Be sure to use consistent units during the calculations and give the results in English units.
- The total time in the air is 3.3 seconds. One half of the time is spent going up and the other half is spent going down. The equation of motion for an object dropped in a gravitational field is:
d = 1/2 a t2
Where d is the distance traveled in feet, a is the acceleration of the gravitational field, and t is the time in seconds.
The maximum height can be expressed as:
d = (32.174/2 ft/sec2) (3.3 sec/2)2
d = (16.087 ft/sec2)(1.65 sec)2
d = (16.087 ft/sec2)(2.7225 sec2)
d = 43.8 ft
- The equation of motion for an object traveling at a constant speed is:
d = v t
Where d is the distance traveled, v is the velocity, and t is the time.
This can be used to give us the initial horizontal velocity component.
Since the total time in the air was 3.3 seconds and the horizontal distance traveled was 13 yards the velocity can be solved for in the following equation:
13 yards = (v)(3.3 sec)
v = (13 yards)/(3.3 sec)
v = 3.94 yards/sec
or expressed in the more common feet per second:
v = (3 ft/yard)(3.94 yards/sec)
v = 11.8 ft/sec
The vertical component at launch is the same as the final vertical velocity at the moment of impact. The equation of velocity with respect to time is:
v = a t
Where v is the final velocity, a is acceleration, and t is the time.
Hence the initial vertical velocity is:
v = (32.174 ft/sec2)(3.3/2 sec)
v = (32.174 ft/sec2)(1.65 sec)
v = 53.1 ft/sec
- The total velocity is the square root of the sum of the squares of the horizontal and vertical velocities.
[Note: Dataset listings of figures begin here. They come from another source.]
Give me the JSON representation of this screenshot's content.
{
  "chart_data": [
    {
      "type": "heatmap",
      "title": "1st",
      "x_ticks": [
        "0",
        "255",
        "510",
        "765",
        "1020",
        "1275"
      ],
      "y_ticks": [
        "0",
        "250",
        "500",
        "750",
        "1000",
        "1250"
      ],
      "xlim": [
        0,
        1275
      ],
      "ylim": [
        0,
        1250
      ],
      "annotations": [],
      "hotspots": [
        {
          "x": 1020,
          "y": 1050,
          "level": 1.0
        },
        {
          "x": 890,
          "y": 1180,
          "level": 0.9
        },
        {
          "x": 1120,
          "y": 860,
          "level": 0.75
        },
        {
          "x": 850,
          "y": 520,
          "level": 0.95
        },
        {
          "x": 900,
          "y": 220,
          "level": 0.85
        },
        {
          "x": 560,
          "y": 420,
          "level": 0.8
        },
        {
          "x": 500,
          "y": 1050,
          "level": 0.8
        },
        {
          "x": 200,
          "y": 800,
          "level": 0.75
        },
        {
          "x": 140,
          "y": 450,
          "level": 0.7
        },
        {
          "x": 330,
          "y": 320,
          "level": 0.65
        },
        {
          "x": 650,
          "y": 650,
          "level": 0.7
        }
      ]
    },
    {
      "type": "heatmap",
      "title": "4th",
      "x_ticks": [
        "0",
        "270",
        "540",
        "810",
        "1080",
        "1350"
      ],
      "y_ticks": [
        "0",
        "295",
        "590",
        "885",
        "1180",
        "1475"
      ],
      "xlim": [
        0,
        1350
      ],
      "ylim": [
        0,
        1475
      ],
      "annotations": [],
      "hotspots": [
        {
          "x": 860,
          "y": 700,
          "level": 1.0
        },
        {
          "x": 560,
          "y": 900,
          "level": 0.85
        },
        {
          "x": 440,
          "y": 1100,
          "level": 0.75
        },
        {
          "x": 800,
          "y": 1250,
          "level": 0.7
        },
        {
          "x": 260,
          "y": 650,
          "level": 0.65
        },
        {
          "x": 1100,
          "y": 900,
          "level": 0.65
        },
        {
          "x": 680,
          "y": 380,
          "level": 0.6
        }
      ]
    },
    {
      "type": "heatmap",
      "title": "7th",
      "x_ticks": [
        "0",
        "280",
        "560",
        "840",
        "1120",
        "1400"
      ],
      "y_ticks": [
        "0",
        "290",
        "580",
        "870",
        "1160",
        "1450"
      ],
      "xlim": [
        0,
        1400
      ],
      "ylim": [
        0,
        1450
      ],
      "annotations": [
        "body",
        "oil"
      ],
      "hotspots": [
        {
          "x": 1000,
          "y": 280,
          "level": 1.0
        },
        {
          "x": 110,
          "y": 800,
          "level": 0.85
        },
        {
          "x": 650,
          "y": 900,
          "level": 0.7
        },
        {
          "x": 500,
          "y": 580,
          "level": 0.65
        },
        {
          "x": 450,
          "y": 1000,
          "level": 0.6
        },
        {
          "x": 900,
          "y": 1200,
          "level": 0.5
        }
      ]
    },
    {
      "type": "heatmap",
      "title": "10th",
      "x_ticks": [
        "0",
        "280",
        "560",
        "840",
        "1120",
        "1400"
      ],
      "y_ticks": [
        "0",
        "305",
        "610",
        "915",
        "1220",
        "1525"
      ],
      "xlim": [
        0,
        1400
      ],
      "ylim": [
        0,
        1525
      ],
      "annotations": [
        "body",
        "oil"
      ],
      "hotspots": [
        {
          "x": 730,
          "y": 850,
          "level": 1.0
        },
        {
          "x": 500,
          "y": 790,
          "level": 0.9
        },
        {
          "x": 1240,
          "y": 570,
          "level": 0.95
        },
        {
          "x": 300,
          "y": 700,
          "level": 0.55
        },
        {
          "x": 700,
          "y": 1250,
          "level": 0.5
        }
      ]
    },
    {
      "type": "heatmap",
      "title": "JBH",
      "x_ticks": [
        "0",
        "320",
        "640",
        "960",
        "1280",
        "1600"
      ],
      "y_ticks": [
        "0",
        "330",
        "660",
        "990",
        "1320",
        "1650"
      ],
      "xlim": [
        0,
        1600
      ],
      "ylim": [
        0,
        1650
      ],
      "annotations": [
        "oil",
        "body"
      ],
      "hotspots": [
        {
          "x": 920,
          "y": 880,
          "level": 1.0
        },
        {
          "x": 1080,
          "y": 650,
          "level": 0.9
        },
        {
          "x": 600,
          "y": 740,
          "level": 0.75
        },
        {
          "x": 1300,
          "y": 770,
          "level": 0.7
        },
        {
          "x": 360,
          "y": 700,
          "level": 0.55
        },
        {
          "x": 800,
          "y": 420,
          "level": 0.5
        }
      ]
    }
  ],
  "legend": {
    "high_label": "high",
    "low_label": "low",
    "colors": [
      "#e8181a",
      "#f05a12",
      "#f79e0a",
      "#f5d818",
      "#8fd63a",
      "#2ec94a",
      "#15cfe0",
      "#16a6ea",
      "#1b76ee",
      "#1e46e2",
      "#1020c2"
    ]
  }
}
Hence the total velocity at the instant after detonation was:
v = SQRT((11.8 ft/sec)2 + (53.1 ft/sec)2)
v = 54.4 ft/sec
- IPSC Power Factor is expressed by the following equations
PF = (m v)/1000
Where m is the mass of the bullet in grains and v is the velocity of the bullet in ft/sec.
There are 7000 grains in one pound. Hence the mass of the “bullet” is (7000)(60) or 420,000 grains.
Hence the IPSC Power Factor is:
PF = (420,000)(54.4)/1000
PF = 22,848
- The minimum USPSA power factor required to make major with a pistol is 165. For rifle it is 320. Since 22,848 is greater than both 165 and 320 the answer is “Yes”.